EDIT: I later realized no one saw that substituting $\sqrt{x} = x$ is not valid because they are not equal, you would have to assume $x$ as a completely different variable (i.e. $a$) and not the same one because they have no relation to each other.
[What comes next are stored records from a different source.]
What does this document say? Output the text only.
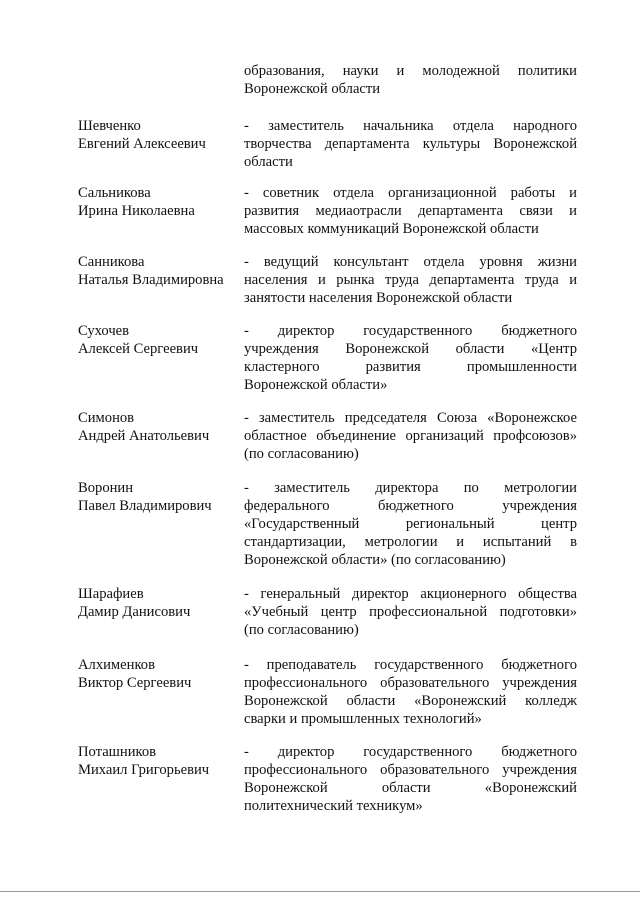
образования, науки и молодежной политики
Воронежской области
Шевченко
Евгений Алексеевич
- заместитель начальника отдела народного
творчества департамента культуры Воронежской
области
Сальникова
Ирина Николаевна
- советник отдела организационной работы и
развития медиаотрасли департамента связи и
массовых коммуникаций Воронежской области
Санникова
Наталья Владимировна
- ведущий консультант отдела уровня жизни
населения и рынка труда департамента труда и
занятости населения Воронежской области
Сухочев
Алексей Сергеевич
- директор государственного бюджетного
учреждения Воронежской области «Центр
кластерного развития промышленности
Воронежской области»
Симонов
Андрей Анатольевич
- заместитель председателя Союза «Воронежское
областное объединение организаций профсоюзов»
(по согласованию)
Воронин
Павел Владимирович
- заместитель директора по метрологии
федерального бюджетного учреждения
«Государственный региональный центр
стандартизации, метрологии и испытаний в
Воронежской области» (по согласованию)
Шарафиев
Дамир Данисович
- генеральный директор акционерного общества
«Учебный центр профессиональной подготовки»
(по согласованию)
Алхименков
Виктор Сергеевич
- преподаватель государственного бюджетного
профессионального образовательного учреждения
Воронежской области «Воронежский колледж
сварки и промышленных технологий»
Поташников
Михаил Григорьевич
- директор государственного бюджетного
профессионального образовательного учреждения
Воронежской области «Воронежский
политехнический техникум»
However, the solution to my proof problem is given.

So for example I have to prove:

$2y \leq \frac{y^2}{x^2} + x^2$ (for any real numbers $x$ and $y$ and $x$ $\neq$ $0$),

and I do some rough work at start with this and end up with the arithmetic-geometric mean inequality:

$\sqrt{xy} \le \frac{x+y}{2}$ (using substitution of variables).

Now to prove it, I start with the arithmetic-geometric mean inequality, then do the following steps:

$\sqrt{xy} \leq \frac{x+y}{2}$

$\sqrt{x}\sqrt{y} \leq \frac{x+y}{2}$

Now, substitute $\sqrt{x}$ with $x$ and so:

$xy \leq x^2+\frac{y^2}{2}$

Then throughout, I do one more substitution:

$\sqrt{x} = x$

to end up with the first (1) equation. Would this be allowed or is there another way of proving it? Such as squaring the right side of arithmetic-geometric mean inequality? I am not too sure. Thanks.

Answer 1

HINT

We have that

$$2y\le \frac{y^2}{x^2}+x^2 \iff2yx^2\le y^2+x^4 \iff x^4-2yx^2+y^2\ge 0$$

Answer 2

$x^2 > 0$ we have

$2y \le \frac {y^2}{x^2} + x^2 \iff yx^2 \le \frac{x^2 + x^4}2$.

Now do the substition. Substitute $y = \sqrt a$ and $x^2 = \sqrt b$.

EXCEPT we don't know that $y$ is positive.

Let $y = \pm \sqrt a$ and $x^2 = \sqrt b$ so $y^2 = a \ge 0$ and $b = x^4 > 0$

And we know $\sqrt ab \le \frac {a+b}2$ for $a,b \ge 0$ so

$\sqrt {y^2} \sqrt {x^4} \le \frac {y^2 + x^4}2$ so

$|y|x^2 \le \frac {y^2 + x^4}2$ so

$2|y| \le \frac {y^2}{x^2} + x^2$ and finally

$2y \le 2|y| \le \frac {y^2}{x^2} + x^2$.

(remember $k \le |k|$ becuase if $k < 0$ then $k < 0 < |k|$. And if $k \ge 0$ then $k = |k|$.)